I used Bundler to install my gems, set up the outline of my interface in place, and built out my classes. I grabbed all the CSS elements, ids, and classes I’d need to target everything I needed from Google Translate. Smooth sailing.
And that’s when Google Translate
did everything it was supposed to refused to scrape. I would run a text scrape with Nokogiri/Open-URI and get nil, nothing, nada, zilch. I double-, triple-checked my CSS classes and ids. It felt like some sort of cruel joke. Except it wasn’t a joke.
Now, with a little research I discovered that Google Translate does have an API (Google Cloud Translation API) and from what I’d heard, APIs were supposed to make life easier than scraping. Excellent, hiccup averted…except for two things:
- I was committing every single change to GitHub and I had no clue how to keep my API key from ending up on GitHub.
- Google’s API does not allow you to get those sweet, sweet alternate translations, i.e., the details that I needed to satisfy the requirement of the project.
Fortunately, another Flatiron student told me about dotenv which took care of the API key security. But I now had to go and scrape a totally different site with a totally different structure and different language capabilities. I settled on wordreference.com. By the way, at this point, I was already a week and a half into the project–a far cry from the “day or two” I’d imagined.
Once I got my scraper rebuilt for wordreference, my API functionality set up, and got through debugging, I felt pretty set to move on to the next step–getting my project gem-ready.
And that’s when I finally decided to watch the video, where I discovered that I had set up the entire program completely wrong. In fact, the very first step I was supposed to take to set up my program was to run
bundle gem gem_name in order to generate THE ENTIRE FILE STRUCTURE.
Yes, it’s not actually that big of a deal.
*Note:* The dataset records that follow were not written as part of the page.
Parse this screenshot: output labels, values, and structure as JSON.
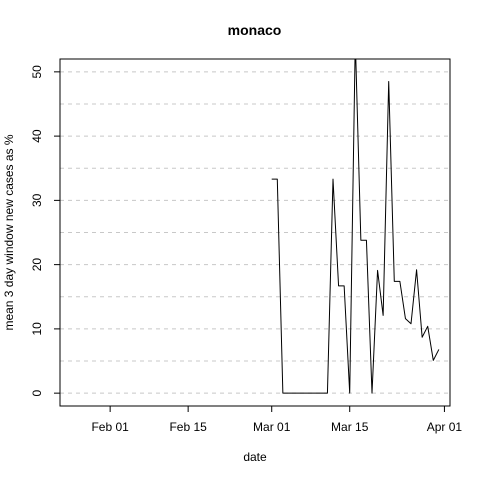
{
  "chart_data": {
    "type": "line",
    "title": "monaco",
    "xlabel": "date",
    "ylabel": "mean  3  day window new cases as %",
    "x_tick_labels": [
      "Feb 01",
      "Feb 15",
      "Mar 01",
      "Mar 15",
      "Apr 01"
    ],
    "x_ticks": [
      "2020-02-01",
      "2020-02-15",
      "2020-03-01",
      "2020-03-15",
      "2020-04-01"
    ],
    "y_ticks": [
      0,
      10,
      20,
      30,
      40,
      50
    ],
    "xlim": [
      "2020-01-23",
      "2020-04-02"
    ],
    "ylim": [
      -2,
      52
    ],
    "grid": true,
    "grid_style": "dashed horizontal",
    "colors": {
      "line": "#000000",
      "grid": "#c8c8c8",
      "frame": "#000000"
    },
    "series": [
      {
        "x": [
          "2020-03-01",
          "2020-03-02",
          "2020-03-03",
          "2020-03-04",
          "2020-03-05",
          "2020-03-06",
          "2020-03-07",
          "2020-03-08",
          "2020-03-09",
          "2020-03-10",
          "2020-03-11",
          "2020-03-12",
          "2020-03-13",
          "2020-03-14",
          "2020-03-15",
          "2020-03-16",
          "2020-03-17",
          "2020-03-18",
          "2020-03-19",
          "2020-03-20",
          "2020-03-21",
          "2020-03-22",
          "2020-03-23",
          "2020-03-24",
          "2020-03-25",
          "2020-03-26",
          "2020-03-27",
          "2020-03-28",
          "2020-03-29",
          "2020-03-30",
          "2020-03-31"
        ],
        "values": [
          33.3,
          33.3,
          0,
          0,
          0,
          0,
          0,
          0,
          0,
          0,
          0,
          33.3,
          16.7,
          16.7,
          0,
          55,
          23.8,
          23.8,
          0,
          19.1,
          12.1,
          48.5,
          17.4,
          17.4,
          11.6,
          10.8,
          19.2,
          8.7,
          10.4,
          5.1,
          6.8
        ]
      }
    ]
  }
}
I figured out a hacky workaround to push everything I needed into my program and got a bunch of advice from fellow students. I also suggested that Flatiron include that walkthrough video as the very first instruction so that more over-confident newbies like me don’t end up blindsided. Needless to say, this project has been a serious lesson in humility. I know I will get to a point when I can actually knock a project like this out in a day or two. But I’m definitely not there yet.